Here is a solution to get the points where the signal sm passes the thresholds 0.25, 0.50 and 0.75. The points can be converted into windows inside the data-range and get stored in W. Finally we can plot them easily in the same figure. Note that we need to do some checks in the local function getwindows to handle special cases, for example when the window starts outside the data-range. The detection of windows inside another window is done in the getwindowsspecial-function.
Here is the code:
function peakwindow
% generate sample data
rng(7);
sm = 2*rand(1,25)-0.5;
sm = interp1(1:length(sm),sm,1:0.01:100*length(sm));
% get points
firstup = find(diff(sm > 0.25)==1);
secondup = find(diff(sm > 0.50)==1);
thirdup = find(diff(sm > 0.75)==1);
firstdown = find(diff(sm < 0.25)==1);
seconddown = find(diff(sm < 0.50)==1);
thirddown = find(diff(sm < 0.75)==1);
% plot the result
figure; hold on;
plot(sm,'k')
plot(firstup,sm(firstup),'*')
plot(firstdown,sm(firstdown),'*')
plot(secondup,sm(secondup),'*')
plot(seconddown,sm(seconddown),'*')
plot(thirdup,sm(thirdup),'*')
plot(thirddown,sm(thirddown),'*')
% get windows
W1 = getwindows(firstup,firstdown);
W2 = getwindows(secondup,seconddown);
W3 = getwindows(thirdup,thirddown);
% get special window
WS = getwindowsspecial(W1,W3);
% plot windows
plotwindow(W1,0.25,'r');
plotwindow(W2,0.50,'r');
plotwindow(W3,0.75,'r');
plotwindow(WS,0,'b-');
function W = getwindows(up,down)
if length(up)>1 && length(down)>1 && up(1)>down(1)

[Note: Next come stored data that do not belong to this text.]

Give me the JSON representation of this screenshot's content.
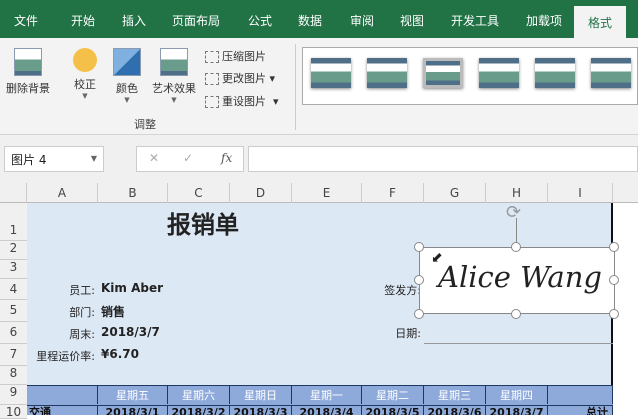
{
  "tabs": [
    "文件",
    "开始",
    "插入",
    "页面布局",
    "公式",
    "数据",
    "审阅",
    "视图",
    "开发工具",
    "加载项",
    "格式"
  ],
  "ribbon": {
    "remove_bg": "删除背景",
    "corrections": "校正",
    "color": "颜色",
    "artistic": "艺术效果",
    "compress": "压缩图片",
    "change": "更改图片",
    "reset": "重设图片",
    "group_label": "调整"
  },
  "formula_bar": {
    "name_box": "图片 4",
    "cancel": "✕",
    "enter": "✓",
    "fx": "fx",
    "value": ""
  },
  "columns": [
    "A",
    "B",
    "C",
    "D",
    "E",
    "F",
    "G",
    "H",
    "I"
  ],
  "rows": [
    "1",
    "2",
    "3",
    "4",
    "5",
    "6",
    "7",
    "8",
    "9",
    "10"
  ],
  "sheet": {
    "title": "报销单",
    "employee_label": "员工:",
    "employee": "Kim Aber",
    "dept_label": "部门:",
    "dept": "销售",
    "week_end_label": "周末:",
    "week_end": "2018/3/7",
    "mileage_label": "里程运价率:",
    "mileage": "¥6.70",
    "issuer_label": "签发方:",
    "date_label": "日期:",
    "signature": "Alice Wang",
    "weekdays": [
      "星期五",
      "星期六",
      "星期日",
      "星期一",
      "星期二",
      "星期三",
      "星期四"
    ],
    "row10_label": "交通",
    "dates": [
      "2018/3/1",
      "2018/3/2",
      "2018/3/3",
      "2018/3/4",
      "2018/3/5",
      "2018/3/6",
      "2018/3/7"
    ],
    "total": "总计"
  }
}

down(1)=[]; % handle case when window begins out of bounds left
end
if length(up)<1 || length(down)<1;
W = []; % handle if no complete window present
else
% concatenate and handle case when a window ends out of bounds right
W = [up(1:length(down));down]';
end
function plotwindow(W,y,lspec)
for i = 1:size(W,1)
plot(W(i,:),[y,y],lspec)
end
% get windows of U where there is a window of H inside
function W = getwindowsspecial(U,H)
W = []; % empty matrix to begin with
for i = 1:size(U,1) % for all windows in U
if any(H(:,1)>=U(i,1) & H(:,1)<=U(i,2))
W = [W;U(i,:)]; % add window
end
end
This is the result:
To see that the handling works properly, we can plot the result when initialized with rng(3):
Note that the window of 0.25 and 0.50 would start out of bounds left and therefore is not present in the plotted windows.